When Travis Paules worked as a branch manager for American General Finance in Pennsylvania in the late 1990s, he tried to do things by the book. He didn’t cut corners, he recalls, because his bosses at the finance company made it clear that it didn’t want him to cut corners, and that he should balance the need for loan production with the need to make sure his front-line staffers weren’t sticking borrowers into deals they couldn’t afford. Back then he liked to say: “My personal morals aren’t good, but I have good business morals.”

Things changed for Paules in 1998.

Ameriquest Mortgage, one of the nation’s most aggressive home-loan shops, lured him away from American General. At Ameriquest, Paules recalls, he found an employer that encouraged – and rewarded – his unscrupulous instincts. Paules pushed his underlings to do whatever it took to book loans, and they responded by employing a variety of tricks, such as inflating borrowers’ incomes on official documents. In some instances, he says, he even allowed his workers to alter the dollar figures on elderly borrowers’ Social Security award letters.

“You’re a creature of your environment,” Paules told me. “You don’t have to be. But most people fall into that trap.”

I thought about Paules recently after I read an article in The New York Times by Chrystia Freeland, a global editor-at-large for Reuters. Freeland praised the work of investigative reporters who had exposed wrongdoing in the financial sector, but added that “the bigger, more complicated truth about the financial crisis is that it wasn’t caused by evil businessmen. The overarching story is one of systemic failure, not individual wrongdoing. It wasn’t the Bernie Madoffs who plunged the world into recession. It was low capital requirements, weak limits on leverage, over-the-counter traded derivatives, soft rules on mortgage lending and global financial imbalances.”

Freeland is correct that all these factors contributed, in a big way, to the making of the crisis. But her argument has some holes in it.

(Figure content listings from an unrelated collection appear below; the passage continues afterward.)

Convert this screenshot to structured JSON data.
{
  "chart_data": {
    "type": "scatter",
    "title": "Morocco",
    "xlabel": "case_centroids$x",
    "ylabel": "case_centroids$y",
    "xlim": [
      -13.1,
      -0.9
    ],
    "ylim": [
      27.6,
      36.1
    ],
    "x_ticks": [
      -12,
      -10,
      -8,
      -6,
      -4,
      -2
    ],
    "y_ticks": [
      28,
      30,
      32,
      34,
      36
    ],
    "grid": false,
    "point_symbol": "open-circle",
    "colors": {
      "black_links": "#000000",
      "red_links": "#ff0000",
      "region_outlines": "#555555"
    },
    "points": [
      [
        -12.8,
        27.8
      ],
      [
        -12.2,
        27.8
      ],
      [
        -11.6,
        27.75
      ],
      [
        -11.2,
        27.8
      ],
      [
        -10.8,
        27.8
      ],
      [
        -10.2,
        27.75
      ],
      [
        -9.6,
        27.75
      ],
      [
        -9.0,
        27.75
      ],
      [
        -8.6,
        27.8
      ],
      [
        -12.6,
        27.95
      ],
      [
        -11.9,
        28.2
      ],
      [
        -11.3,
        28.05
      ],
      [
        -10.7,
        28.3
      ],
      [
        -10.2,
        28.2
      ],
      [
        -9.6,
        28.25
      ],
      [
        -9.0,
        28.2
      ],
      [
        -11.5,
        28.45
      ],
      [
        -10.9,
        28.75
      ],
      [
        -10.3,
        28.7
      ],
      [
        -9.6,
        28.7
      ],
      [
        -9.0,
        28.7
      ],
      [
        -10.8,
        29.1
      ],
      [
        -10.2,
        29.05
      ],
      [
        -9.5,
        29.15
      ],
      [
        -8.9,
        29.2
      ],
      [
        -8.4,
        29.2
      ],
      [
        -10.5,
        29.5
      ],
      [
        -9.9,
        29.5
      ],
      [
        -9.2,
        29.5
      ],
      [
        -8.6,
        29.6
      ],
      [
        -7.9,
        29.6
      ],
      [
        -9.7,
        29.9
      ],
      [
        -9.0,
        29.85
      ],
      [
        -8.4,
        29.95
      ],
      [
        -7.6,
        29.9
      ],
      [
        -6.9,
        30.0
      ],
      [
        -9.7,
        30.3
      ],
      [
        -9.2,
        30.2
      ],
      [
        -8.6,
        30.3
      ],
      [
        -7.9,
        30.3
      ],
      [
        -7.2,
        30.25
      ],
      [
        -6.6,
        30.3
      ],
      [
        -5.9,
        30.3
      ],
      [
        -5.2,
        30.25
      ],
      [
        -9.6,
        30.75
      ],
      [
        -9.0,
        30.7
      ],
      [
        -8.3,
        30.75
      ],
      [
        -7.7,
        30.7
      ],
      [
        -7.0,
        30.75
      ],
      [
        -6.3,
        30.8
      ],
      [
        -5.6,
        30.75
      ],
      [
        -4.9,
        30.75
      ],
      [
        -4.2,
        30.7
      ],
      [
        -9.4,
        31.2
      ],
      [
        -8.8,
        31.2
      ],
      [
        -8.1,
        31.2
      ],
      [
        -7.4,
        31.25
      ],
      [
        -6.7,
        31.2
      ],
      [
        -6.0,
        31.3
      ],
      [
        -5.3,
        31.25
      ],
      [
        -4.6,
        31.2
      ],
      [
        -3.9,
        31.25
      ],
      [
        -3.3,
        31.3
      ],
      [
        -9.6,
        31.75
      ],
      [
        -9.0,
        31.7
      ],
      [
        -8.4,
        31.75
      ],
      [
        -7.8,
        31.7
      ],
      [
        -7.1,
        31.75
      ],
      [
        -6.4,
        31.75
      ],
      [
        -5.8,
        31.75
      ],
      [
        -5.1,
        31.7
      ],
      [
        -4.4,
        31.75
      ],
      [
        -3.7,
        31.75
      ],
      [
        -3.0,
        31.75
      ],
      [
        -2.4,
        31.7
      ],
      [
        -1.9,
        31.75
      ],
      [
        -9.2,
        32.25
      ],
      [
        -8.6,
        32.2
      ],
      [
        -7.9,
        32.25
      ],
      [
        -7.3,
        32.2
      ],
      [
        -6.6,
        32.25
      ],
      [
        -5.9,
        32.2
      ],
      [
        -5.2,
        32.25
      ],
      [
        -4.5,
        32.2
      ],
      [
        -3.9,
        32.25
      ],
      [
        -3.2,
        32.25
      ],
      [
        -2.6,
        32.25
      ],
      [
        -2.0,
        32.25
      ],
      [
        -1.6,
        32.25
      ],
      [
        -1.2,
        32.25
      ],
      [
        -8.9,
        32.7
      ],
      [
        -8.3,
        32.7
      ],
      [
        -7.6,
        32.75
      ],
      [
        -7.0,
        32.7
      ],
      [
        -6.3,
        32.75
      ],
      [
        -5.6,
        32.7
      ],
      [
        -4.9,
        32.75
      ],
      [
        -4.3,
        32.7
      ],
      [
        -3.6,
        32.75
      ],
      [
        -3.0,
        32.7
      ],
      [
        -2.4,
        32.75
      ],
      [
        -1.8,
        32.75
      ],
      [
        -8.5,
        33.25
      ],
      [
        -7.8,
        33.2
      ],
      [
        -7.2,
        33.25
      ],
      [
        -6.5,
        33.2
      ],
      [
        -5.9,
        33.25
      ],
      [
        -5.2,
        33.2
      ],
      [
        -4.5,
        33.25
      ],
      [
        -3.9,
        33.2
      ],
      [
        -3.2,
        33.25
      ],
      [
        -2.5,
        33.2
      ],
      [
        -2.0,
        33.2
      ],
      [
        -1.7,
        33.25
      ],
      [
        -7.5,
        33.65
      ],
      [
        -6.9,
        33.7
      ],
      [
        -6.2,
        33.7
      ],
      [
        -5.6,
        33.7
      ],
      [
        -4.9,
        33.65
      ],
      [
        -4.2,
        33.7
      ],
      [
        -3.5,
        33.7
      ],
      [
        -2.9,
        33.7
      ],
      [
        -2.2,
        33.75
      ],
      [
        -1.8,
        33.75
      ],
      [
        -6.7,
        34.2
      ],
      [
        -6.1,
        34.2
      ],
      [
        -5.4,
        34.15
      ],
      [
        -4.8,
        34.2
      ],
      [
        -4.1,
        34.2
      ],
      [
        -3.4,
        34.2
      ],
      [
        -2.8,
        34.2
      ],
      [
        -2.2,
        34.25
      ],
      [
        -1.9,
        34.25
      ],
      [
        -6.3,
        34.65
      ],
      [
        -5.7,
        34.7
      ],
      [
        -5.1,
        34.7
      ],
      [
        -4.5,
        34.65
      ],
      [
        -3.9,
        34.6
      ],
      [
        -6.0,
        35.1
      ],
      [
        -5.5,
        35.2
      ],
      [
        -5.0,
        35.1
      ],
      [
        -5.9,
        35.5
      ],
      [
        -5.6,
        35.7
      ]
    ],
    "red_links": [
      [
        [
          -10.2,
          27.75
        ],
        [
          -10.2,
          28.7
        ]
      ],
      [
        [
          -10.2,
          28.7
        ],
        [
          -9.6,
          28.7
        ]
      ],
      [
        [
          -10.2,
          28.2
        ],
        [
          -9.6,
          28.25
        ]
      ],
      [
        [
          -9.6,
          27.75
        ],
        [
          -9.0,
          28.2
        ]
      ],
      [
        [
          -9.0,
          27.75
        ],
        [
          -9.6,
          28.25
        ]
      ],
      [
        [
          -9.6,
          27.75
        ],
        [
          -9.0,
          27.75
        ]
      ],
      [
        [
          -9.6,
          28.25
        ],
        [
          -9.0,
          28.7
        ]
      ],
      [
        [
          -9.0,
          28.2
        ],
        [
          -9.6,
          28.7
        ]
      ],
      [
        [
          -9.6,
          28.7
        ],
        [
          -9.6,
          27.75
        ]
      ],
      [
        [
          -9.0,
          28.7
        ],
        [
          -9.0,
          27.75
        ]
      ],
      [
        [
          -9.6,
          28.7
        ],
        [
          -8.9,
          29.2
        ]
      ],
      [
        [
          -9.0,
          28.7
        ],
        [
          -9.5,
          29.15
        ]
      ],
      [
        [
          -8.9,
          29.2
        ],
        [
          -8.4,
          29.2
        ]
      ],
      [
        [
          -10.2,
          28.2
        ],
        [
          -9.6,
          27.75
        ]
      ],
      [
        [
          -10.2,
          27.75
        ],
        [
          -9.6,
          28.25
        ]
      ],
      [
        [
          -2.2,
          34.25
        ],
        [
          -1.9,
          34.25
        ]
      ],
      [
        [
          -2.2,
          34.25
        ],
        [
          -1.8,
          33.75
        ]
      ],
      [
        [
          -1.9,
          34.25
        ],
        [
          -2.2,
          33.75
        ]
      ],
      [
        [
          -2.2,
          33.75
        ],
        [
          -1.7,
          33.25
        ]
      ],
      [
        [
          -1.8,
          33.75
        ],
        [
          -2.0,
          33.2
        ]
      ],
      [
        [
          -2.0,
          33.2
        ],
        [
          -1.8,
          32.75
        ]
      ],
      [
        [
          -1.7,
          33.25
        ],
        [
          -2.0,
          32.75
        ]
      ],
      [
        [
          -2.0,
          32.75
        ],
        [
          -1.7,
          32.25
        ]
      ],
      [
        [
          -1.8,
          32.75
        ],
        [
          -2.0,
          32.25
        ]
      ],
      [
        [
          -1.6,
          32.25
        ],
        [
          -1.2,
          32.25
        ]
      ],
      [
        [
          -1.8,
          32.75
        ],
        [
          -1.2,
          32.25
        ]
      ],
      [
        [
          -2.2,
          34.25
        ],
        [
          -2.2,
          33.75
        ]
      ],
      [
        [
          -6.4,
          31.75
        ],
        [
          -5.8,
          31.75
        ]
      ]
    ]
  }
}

First, it doesn’t acknowledge that real people were behind the systemic failures. The financial crisis wasn’t an act of nature; it was a man-made disaster. Corporate executives lobbied hard to get regulators to weaken oversight of banking and lending, pushing for the “soft rules” that helped create the home-loan mess.

Second, it minimizes the role that deception and corruption played in the debacle. As the housing market heated up, and the hunger for mortgage-backed investments grew, Travis Paules and other mortgage professionals cut corners and crossed lines. Appraisers falsified property reports. Mortgage brokers and loan officers forged borrowers’ signatures on key paperwork and faked tax documents to qualify homeowners’ for loans that they couldn’t afford. Lenders and Wall Street banks misled investors about the quality of the loans and the quality of the securities that were backed by those loans.